Am Sonntag war ich im Zoo

Am Sonntag war ich im Zoo.
Meine Schwester hatte Geburtstag und keinerlei Lust, für jede Menge Leute zu putzen, aufzuräumen und Kuchen zu backen (obwohl sie wirklich leckeren Kuchen kann – Schoko, sehr fluffig, ein Träumchen auf dem Teller quasi). Und da hat sie Recht, finde ich – ich meine, mal ehrlich, Geburtstag ist doch das, was man als Kind heiß und innig herbeigesehnt hat, der Tag konnte gar nicht schnell genug kommen, und wenn er dann da war, der größte Tag aller nur möglichen Tage, dann fing er schon vor dem Aufstehen mit allen möglichen Verheißungen an: Man hat Geburtstag!
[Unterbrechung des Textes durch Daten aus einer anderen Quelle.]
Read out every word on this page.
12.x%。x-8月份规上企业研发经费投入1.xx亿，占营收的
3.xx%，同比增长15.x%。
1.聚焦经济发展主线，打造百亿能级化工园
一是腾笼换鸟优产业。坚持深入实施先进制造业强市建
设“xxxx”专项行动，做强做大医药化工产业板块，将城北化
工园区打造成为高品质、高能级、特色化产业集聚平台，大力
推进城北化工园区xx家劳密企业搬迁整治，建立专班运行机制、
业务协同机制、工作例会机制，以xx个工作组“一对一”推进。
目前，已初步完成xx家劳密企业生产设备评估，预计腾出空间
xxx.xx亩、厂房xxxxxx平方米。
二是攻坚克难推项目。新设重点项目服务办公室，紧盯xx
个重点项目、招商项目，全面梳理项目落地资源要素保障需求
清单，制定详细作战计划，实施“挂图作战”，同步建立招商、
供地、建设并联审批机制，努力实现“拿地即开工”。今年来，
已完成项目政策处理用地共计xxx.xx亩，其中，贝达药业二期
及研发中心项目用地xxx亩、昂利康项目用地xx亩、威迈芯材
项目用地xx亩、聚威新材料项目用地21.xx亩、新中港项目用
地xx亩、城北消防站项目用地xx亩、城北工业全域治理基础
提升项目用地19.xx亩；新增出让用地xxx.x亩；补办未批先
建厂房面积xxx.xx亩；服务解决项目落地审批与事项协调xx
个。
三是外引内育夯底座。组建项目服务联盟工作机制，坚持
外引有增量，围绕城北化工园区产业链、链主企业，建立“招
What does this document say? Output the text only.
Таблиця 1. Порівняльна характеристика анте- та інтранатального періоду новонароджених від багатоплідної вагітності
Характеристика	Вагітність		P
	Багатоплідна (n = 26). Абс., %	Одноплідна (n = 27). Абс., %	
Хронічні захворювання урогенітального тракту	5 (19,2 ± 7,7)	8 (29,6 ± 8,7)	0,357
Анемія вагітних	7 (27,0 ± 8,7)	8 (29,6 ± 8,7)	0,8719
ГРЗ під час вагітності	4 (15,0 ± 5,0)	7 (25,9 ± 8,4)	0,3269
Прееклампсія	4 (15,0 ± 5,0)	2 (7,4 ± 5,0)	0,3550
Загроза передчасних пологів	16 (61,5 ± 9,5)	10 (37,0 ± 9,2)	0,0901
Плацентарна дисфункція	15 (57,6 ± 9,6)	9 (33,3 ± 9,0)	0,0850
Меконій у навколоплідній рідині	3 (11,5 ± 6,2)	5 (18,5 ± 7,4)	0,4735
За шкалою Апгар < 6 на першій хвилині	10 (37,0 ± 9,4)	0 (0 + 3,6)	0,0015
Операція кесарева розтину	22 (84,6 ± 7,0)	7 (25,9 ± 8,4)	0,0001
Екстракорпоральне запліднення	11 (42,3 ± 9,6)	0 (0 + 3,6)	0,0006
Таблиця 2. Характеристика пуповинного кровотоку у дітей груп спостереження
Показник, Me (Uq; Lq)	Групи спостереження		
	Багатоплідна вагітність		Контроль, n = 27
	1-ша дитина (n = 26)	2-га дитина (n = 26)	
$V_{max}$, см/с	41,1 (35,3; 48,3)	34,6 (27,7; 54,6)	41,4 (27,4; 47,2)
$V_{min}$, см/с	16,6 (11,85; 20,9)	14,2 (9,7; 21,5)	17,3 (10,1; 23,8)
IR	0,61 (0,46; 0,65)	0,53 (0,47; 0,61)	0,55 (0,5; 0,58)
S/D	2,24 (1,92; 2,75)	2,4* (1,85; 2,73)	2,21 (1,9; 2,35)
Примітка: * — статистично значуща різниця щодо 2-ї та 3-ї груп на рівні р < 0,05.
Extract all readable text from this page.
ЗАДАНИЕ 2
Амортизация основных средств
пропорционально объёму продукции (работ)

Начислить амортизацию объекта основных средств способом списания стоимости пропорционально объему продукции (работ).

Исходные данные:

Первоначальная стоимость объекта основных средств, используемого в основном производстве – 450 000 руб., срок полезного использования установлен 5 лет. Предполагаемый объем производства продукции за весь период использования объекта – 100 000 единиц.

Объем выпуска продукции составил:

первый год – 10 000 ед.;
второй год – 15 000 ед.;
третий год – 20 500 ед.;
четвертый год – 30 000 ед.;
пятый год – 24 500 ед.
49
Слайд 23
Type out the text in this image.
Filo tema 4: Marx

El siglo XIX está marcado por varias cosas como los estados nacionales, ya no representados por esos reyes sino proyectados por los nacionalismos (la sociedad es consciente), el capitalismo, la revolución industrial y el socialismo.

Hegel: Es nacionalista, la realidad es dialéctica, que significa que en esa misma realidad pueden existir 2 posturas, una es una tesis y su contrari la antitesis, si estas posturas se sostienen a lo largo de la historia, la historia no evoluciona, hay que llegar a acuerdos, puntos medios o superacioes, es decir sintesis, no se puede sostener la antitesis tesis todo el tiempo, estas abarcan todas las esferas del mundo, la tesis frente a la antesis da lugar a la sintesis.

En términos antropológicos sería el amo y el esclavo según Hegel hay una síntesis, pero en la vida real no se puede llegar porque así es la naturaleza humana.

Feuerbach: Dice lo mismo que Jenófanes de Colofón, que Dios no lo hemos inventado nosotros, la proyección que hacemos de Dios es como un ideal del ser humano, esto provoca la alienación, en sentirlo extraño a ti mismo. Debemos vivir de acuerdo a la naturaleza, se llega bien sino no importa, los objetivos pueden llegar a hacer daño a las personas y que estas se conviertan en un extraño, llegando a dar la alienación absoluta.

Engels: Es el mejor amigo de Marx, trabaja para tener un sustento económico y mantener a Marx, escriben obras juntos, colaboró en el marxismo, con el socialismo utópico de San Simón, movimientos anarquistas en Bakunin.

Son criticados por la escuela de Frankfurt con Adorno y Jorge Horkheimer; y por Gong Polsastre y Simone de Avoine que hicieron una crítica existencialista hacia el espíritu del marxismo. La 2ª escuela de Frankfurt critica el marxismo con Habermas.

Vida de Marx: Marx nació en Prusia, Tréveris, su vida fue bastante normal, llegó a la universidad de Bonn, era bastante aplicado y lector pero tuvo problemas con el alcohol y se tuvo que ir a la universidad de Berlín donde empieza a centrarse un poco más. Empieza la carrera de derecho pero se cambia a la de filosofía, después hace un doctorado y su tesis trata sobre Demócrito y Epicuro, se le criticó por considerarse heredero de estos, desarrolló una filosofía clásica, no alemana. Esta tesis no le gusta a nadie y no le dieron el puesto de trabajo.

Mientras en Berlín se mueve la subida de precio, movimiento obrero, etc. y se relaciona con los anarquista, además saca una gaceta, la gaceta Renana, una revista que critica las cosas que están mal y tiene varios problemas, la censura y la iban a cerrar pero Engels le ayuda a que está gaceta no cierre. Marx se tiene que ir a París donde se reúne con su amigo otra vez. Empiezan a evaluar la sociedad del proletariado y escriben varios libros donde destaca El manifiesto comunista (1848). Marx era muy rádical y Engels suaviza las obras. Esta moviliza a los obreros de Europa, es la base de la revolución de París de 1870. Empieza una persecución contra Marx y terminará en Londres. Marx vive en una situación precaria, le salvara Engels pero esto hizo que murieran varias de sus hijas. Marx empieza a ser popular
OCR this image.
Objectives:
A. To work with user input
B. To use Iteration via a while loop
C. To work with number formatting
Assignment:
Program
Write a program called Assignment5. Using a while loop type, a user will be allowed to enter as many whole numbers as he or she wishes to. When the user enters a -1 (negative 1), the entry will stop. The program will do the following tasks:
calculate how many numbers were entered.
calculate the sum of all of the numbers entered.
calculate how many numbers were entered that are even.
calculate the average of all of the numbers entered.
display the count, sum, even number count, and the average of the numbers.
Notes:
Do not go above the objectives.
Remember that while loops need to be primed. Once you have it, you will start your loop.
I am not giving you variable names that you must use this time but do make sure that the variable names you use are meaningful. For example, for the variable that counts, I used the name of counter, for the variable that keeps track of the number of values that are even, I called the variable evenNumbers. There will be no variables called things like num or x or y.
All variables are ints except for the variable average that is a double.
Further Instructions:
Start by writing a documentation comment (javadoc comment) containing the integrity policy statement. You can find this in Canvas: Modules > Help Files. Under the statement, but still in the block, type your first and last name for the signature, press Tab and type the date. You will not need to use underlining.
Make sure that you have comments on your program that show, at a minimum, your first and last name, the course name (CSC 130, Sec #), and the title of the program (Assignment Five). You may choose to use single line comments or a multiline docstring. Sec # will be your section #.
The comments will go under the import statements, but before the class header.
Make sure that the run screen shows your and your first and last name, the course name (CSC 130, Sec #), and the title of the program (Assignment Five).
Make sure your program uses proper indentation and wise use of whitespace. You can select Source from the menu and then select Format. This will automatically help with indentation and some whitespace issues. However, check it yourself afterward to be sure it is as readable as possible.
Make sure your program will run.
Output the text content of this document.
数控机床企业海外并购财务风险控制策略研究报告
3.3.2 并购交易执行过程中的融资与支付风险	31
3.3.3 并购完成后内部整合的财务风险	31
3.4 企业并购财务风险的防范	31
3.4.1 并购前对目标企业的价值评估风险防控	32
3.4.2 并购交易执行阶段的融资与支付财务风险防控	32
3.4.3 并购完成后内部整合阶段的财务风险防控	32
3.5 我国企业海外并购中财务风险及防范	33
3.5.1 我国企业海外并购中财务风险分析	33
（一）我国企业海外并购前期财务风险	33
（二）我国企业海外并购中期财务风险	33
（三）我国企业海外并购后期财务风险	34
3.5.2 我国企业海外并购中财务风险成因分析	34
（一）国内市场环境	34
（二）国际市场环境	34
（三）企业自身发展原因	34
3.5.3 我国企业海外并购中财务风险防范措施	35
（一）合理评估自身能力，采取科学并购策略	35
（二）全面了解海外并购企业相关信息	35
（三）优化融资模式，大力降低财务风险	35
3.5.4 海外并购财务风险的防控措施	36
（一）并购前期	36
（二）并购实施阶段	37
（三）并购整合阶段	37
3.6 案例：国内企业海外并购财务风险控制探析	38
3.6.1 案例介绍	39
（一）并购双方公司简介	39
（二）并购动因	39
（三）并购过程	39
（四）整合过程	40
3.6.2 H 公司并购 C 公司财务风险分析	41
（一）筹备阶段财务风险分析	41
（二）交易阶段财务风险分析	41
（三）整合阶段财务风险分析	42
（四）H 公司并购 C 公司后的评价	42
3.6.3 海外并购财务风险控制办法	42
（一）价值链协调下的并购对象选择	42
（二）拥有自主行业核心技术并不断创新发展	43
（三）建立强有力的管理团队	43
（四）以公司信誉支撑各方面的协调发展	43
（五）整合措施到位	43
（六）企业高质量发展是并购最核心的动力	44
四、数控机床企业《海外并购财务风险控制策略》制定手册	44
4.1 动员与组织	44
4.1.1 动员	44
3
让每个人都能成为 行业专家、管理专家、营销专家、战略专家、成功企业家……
ICH habe Geburtstag! Heute bin ich die wichtigste Person weit und breit! Und bekomme Kerzen! Und ein Ständchen! Und natürlich Geschenke! Und so war das dann auch, man bekam tatsächlich Kerzen und ein Ständchen und Geschenke, außerdem noch Besuch und noch mehr Geschenke, man musste fast nichts selber tun an diesem Tag, die Luftschlangen flogen einem geradezu in den Mund – nein, das ist aus einem anderen Kindertraum.

Aber trotzdem: Der Tag wurde einem bereitet. Und heute? Tja, da heißt es das Haus putzen und aufräumen und backen und kochen und Streit schlichten und den Abwasch selber machen. Obwohl man doch Geburtstag hat. Irgendwas ist da doch gründlich schief gelaufen, oder? Irgendwie sollte das doch eigentlich anders gehen – sollte man den Kuchen nicht geschenkt bekommen? Und eingeladen werden?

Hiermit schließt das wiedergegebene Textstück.